WOLFSBURG (dpa-AFX) - Ferdinand Piëch hat nach dem Machtkampf um die Volkswagen -Spitze das Vertrauen verspielt - und muss sich nach Jahren als Chefaufseher zurückziehen. Der 78 Jahre alte VW-Patriarch trat am Samstag mit sofortiger Wirkung von seinem Kontrolleursposten zurück, wie Volkswagen mitteilte. Auch Piëchs Ehefrau Ursula gibt demnach ihr Mandat in dem Kontrollgremium ab. Mit Piëchs Rücktritt steht der Konzern vor einer Zeitenwende. Der frühere IG-Metall-Vorsitzende Berthold Huber übernimmt im Aufsichtsrat kommissarisch den Vorsitz.
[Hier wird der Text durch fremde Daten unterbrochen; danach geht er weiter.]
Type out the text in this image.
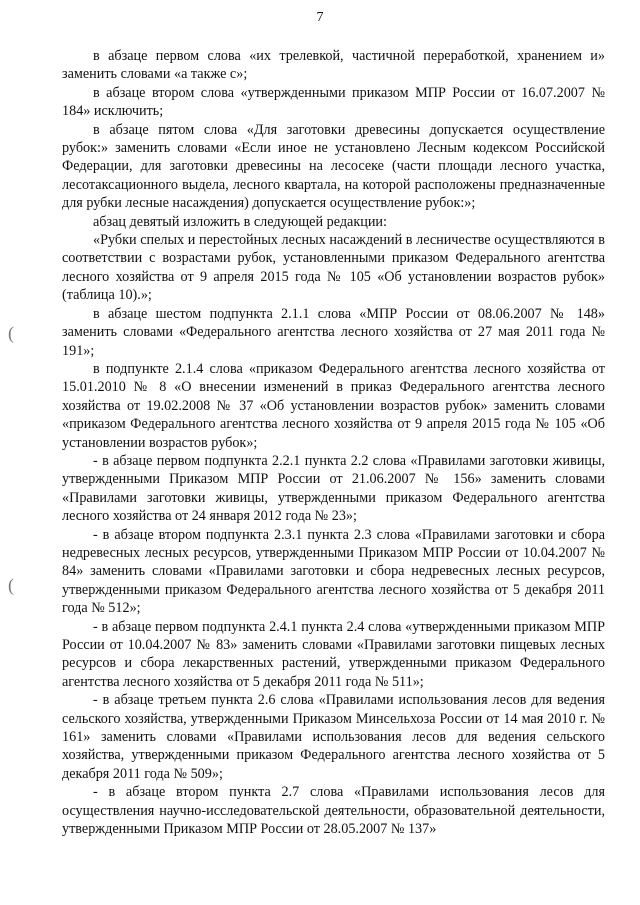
7
(
(

в абзаце первом слова «их трелевкой, частичной переработкой, хранением и» заменить словами «а также с»;

в абзаце втором слова «утвержденными приказом МПР России от 16.07.2007 № 184» исключить;

в абзаце пятом слова «Для заготовки древесины допускается осуществление рубок:» заменить словами «Если иное не установлено Лесным кодексом Российской Федерации, для заготовки древесины на лесосеке (части площади лесного участка, лесотаксационного выдела, лесного квартала, на которой расположены предназначенные для рубки лесные насаждения) допускается осуществление рубок:»;

абзац девятый изложить в следующей редакции:

«Рубки спелых и перестойных лесных насаждений в лесничестве осуществляются в соответствии с возрастами рубок, установленными приказом Федерального агентства лесного хозяйства от 9 апреля 2015 года № 105 «Об установлении возрастов рубок» (таблица 10).»;

в абзаце шестом подпункта 2.1.1 слова «МПР России от 08.06.2007 № 148» заменить словами «Федерального агентства лесного хозяйства от 27 мая 2011 года № 191»;

в подпункте 2.1.4 слова «приказом Федерального агентства лесного хозяйства от 15.01.2010 № 8 «О внесении изменений в приказ Федерального агентства лесного хозяйства от 19.02.2008 № 37 «Об установлении возрастов рубок» заменить словами «приказом Федерального агентства лесного хозяйства от 9 апреля 2015 года № 105 «Об установлении возрастов рубок»;

- в абзаце первом подпункта 2.2.1 пункта 2.2 слова «Правилами заготовки живицы, утвержденными Приказом МПР России от 21.06.2007 № 156» заменить словами «Правилами заготовки живицы, утвержденными приказом Федерального агентства лесного хозяйства от 24 января 2012 года № 23»;

- в абзаце втором подпункта 2.3.1 пункта 2.3 слова «Правилами заготовки и сбора недревесных лесных ресурсов, утвержденными Приказом МПР России от 10.04.2007 № 84» заменить словами «Правилами заготовки и сбора недревесных лесных ресурсов, утвержденными приказом Федерального агентства лесного хозяйства от 5 декабря 2011 года № 512»;

- в абзаце первом подпункта 2.4.1 пункта 2.4 слова «утвержденными приказом МПР России от 10.04.2007 № 83» заменить словами «Правилами заготовки пищевых лесных ресурсов и сбора лекарственных растений, утвержденными приказом Федерального агентства лесного хозяйства от 5 декабря 2011 года № 511»;

- в абзаце третьем пункта 2.6 слова «Правилами использования лесов для ведения сельского хозяйства, утвержденными Приказом Минсельхоза России от 14 мая 2010 г. № 161» заменить словами «Правилами использования лесов для ведения сельского хозяйства, утвержденными приказом Федерального агентства лесного хозяйства от 5 декабря 2011 года № 509»;

- в абзаце втором пункта 2.7 слова «Правилами использования лесов для осуществления научно-исследовательской деятельности, образовательной деятельности, утвержденными Приказом МПР России от 28.05.2007 № 137»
Das Präsidium des VW-Aufsichtsrats begründete den Rücktritt Piëchs am Samstag mit einem zerrütteten Verhältnis: "Die Mitglieder des Präsidiums haben einvernehmlich festgestellt, dass vor dem Hintergrund der vergangenen Wochen das für eine erfolgreiche Zusammenarbeit notwendige wechselseitige Vertrauen nicht mehr gegeben ist", hieß es in einer Erklärung.
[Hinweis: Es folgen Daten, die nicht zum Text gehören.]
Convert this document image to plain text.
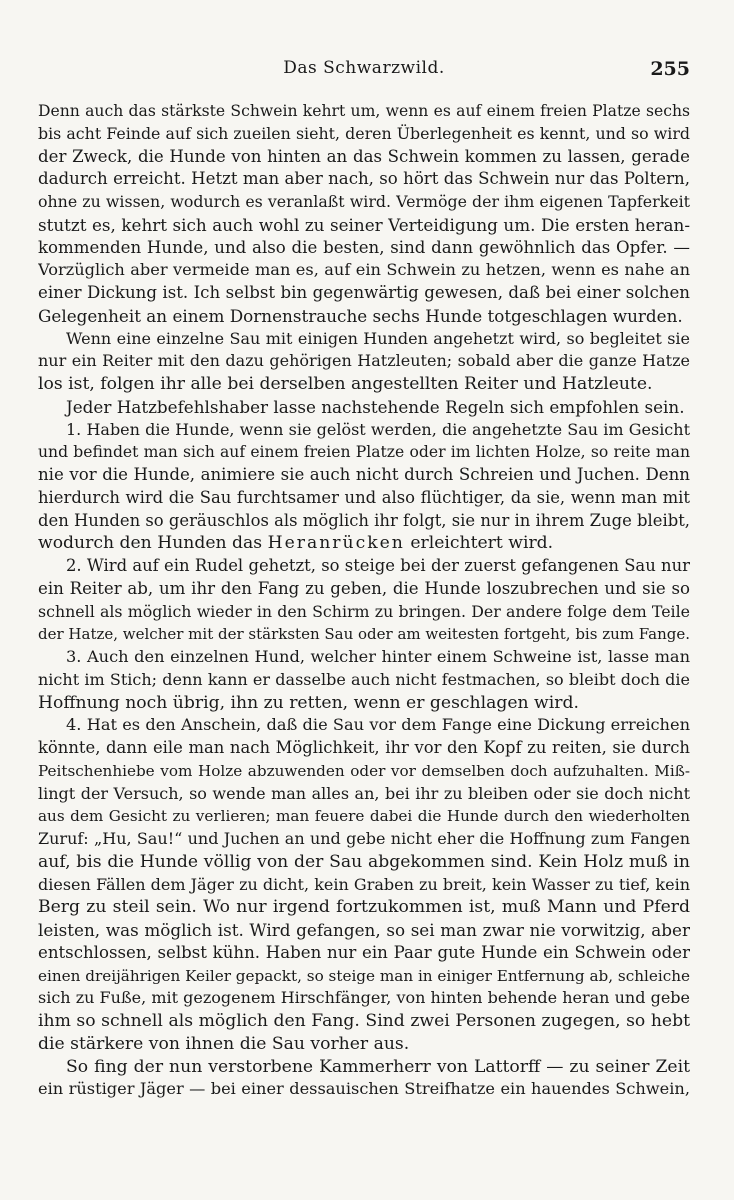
Das Schwarzwild.	255
Denn auch das stärkste Schwein kehrt um, wenn es auf einem freien Platze sechs
bis acht Feinde auf sich zueilen sieht, deren Überlegenheit es kennt, und so wird
der Zweck, die Hunde von hinten an das Schwein kommen zu lassen, gerade
dadurch erreicht. Hetzt man aber nach, so hört das Schwein nur das Poltern,
ohne zu wissen, wodurch es veranlaßt wird. Vermöge der ihm eigenen Tapferkeit
stutzt es, kehrt sich auch wohl zu seiner Verteidigung um. Die ersten heran-
kommenden Hunde, und also die besten, sind dann gewöhnlich das Opfer. —
Vorzüglich aber vermeide man es, auf ein Schwein zu hetzen, wenn es nahe an
einer Dickung ist. Ich selbst bin gegenwärtig gewesen, daß bei einer solchen
Gelegenheit an einem Dornenstrauche sechs Hunde totgeschlagen wurden.
Wenn eine einzelne Sau mit einigen Hunden angehetzt wird, so begleitet sie
nur ein Reiter mit den dazu gehörigen Hatzleuten; sobald aber die ganze Hatze
los ist, folgen ihr alle bei derselben angestellten Reiter und Hatzleute.
Jeder Hatzbefehlshaber lasse nachstehende Regeln sich empfohlen sein.
1. Haben die Hunde, wenn sie gelöst werden, die angehetzte Sau im Gesicht
und befindet man sich auf einem freien Platze oder im lichten Holze, so reite man
nie vor die Hunde, animiere sie auch nicht durch Schreien und Juchen. Denn
hierdurch wird die Sau furchtsamer und also flüchtiger, da sie, wenn man mit
den Hunden so geräuschlos als möglich ihr folgt, sie nur in ihrem Zuge bleibt,
wodurch den Hunden das Heranrücken erleichtert wird.
2. Wird auf ein Rudel gehetzt, so steige bei der zuerst gefangenen Sau nur
ein Reiter ab, um ihr den Fang zu geben, die Hunde loszubrechen und sie so
schnell als möglich wieder in den Schirm zu bringen. Der andere folge dem Teile
der Hatze, welcher mit der stärksten Sau oder am weitesten fortgeht, bis zum Fange.
3. Auch den einzelnen Hund, welcher hinter einem Schweine ist, lasse man
nicht im Stich; denn kann er dasselbe auch nicht festmachen, so bleibt doch die
Hoffnung noch übrig, ihn zu retten, wenn er geschlagen wird.
4. Hat es den Anschein, daß die Sau vor dem Fange eine Dickung erreichen
könnte, dann eile man nach Möglichkeit, ihr vor den Kopf zu reiten, sie durch
Peitschenhiebe vom Holze abzuwenden oder vor demselben doch aufzuhalten. Miß-
lingt der Versuch, so wende man alles an, bei ihr zu bleiben oder sie doch nicht
aus dem Gesicht zu verlieren; man feuere dabei die Hunde durch den wiederholten
Zuruf: „Hu, Sau!“ und Juchen an und gebe nicht eher die Hoffnung zum Fangen
auf, bis die Hunde völlig von der Sau abgekommen sind. Kein Holz muß in
diesen Fällen dem Jäger zu dicht, kein Graben zu breit, kein Wasser zu tief, kein
Berg zu steil sein. Wo nur irgend fortzukommen ist, muß Mann und Pferd
leisten, was möglich ist. Wird gefangen, so sei man zwar nie vorwitzig, aber
entschlossen, selbst kühn. Haben nur ein Paar gute Hunde ein Schwein oder
einen dreijährigen Keiler gepackt, so steige man in einiger Entfernung ab, schleiche
sich zu Fuße, mit gezogenem Hirschfänger, von hinten behende heran und gebe
ihm so schnell als möglich den Fang. Sind zwei Personen zugegen, so hebt
die stärkere von ihnen die Sau vorher aus.
So fing der nun verstorbene Kammerherr von Lattorff — zu seiner Zeit
ein rüstiger Jäger — bei einer dessauischen Streifhatze ein hauendes Schwein,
'DISKUSSION WAR SCHÄDLICH FÜR VW'

Ähnlich deutliche Worte nutzte Niedersachsens Ministerpräsident Stephan Weil, der in Hannover für die VW-Kapitaleigner Stellung nahm: "Die Diskussion der vergangenen zwei Wochen ist schädlich gewesen für Volkswagen. Es gab eine Flut von Personaldebatten. Das Präsidium (des Aufsichtsrates) musste deshalb die notwendige Klarheit schaffen."

Huber hat nach Weils Worten "die ausdrückliche Unterstützung der Anteilseigner". Das Land Niedersachsen ist nach den Familien Porsche und Piëch der zweitwichtigste VW-Aktionär. Auch Huber sprach von einem Vertrauensverlust zwischen Piëch und dem Rest des Präsidiums, "der sich in den letzten Tagen als nicht mehr lösbar erwiesen hat".

ENTMACHTUNG DES PATRIARCHEN

Piëch galt über viele Jahre als das Machtzentrum bei VW. Vor rund 14 Tagen hatte er das interne Ringen um die Zukunft der VW-Spitze öffentlich gemacht, indem er dem "Spiegel" sagte, er sei "auf Distanz" zum Volkswagen-Chef Martin Winterkorn. Damit rückte Piëch völlig überraschend von seinem langjährigen beruflichen Ziehsohn ab.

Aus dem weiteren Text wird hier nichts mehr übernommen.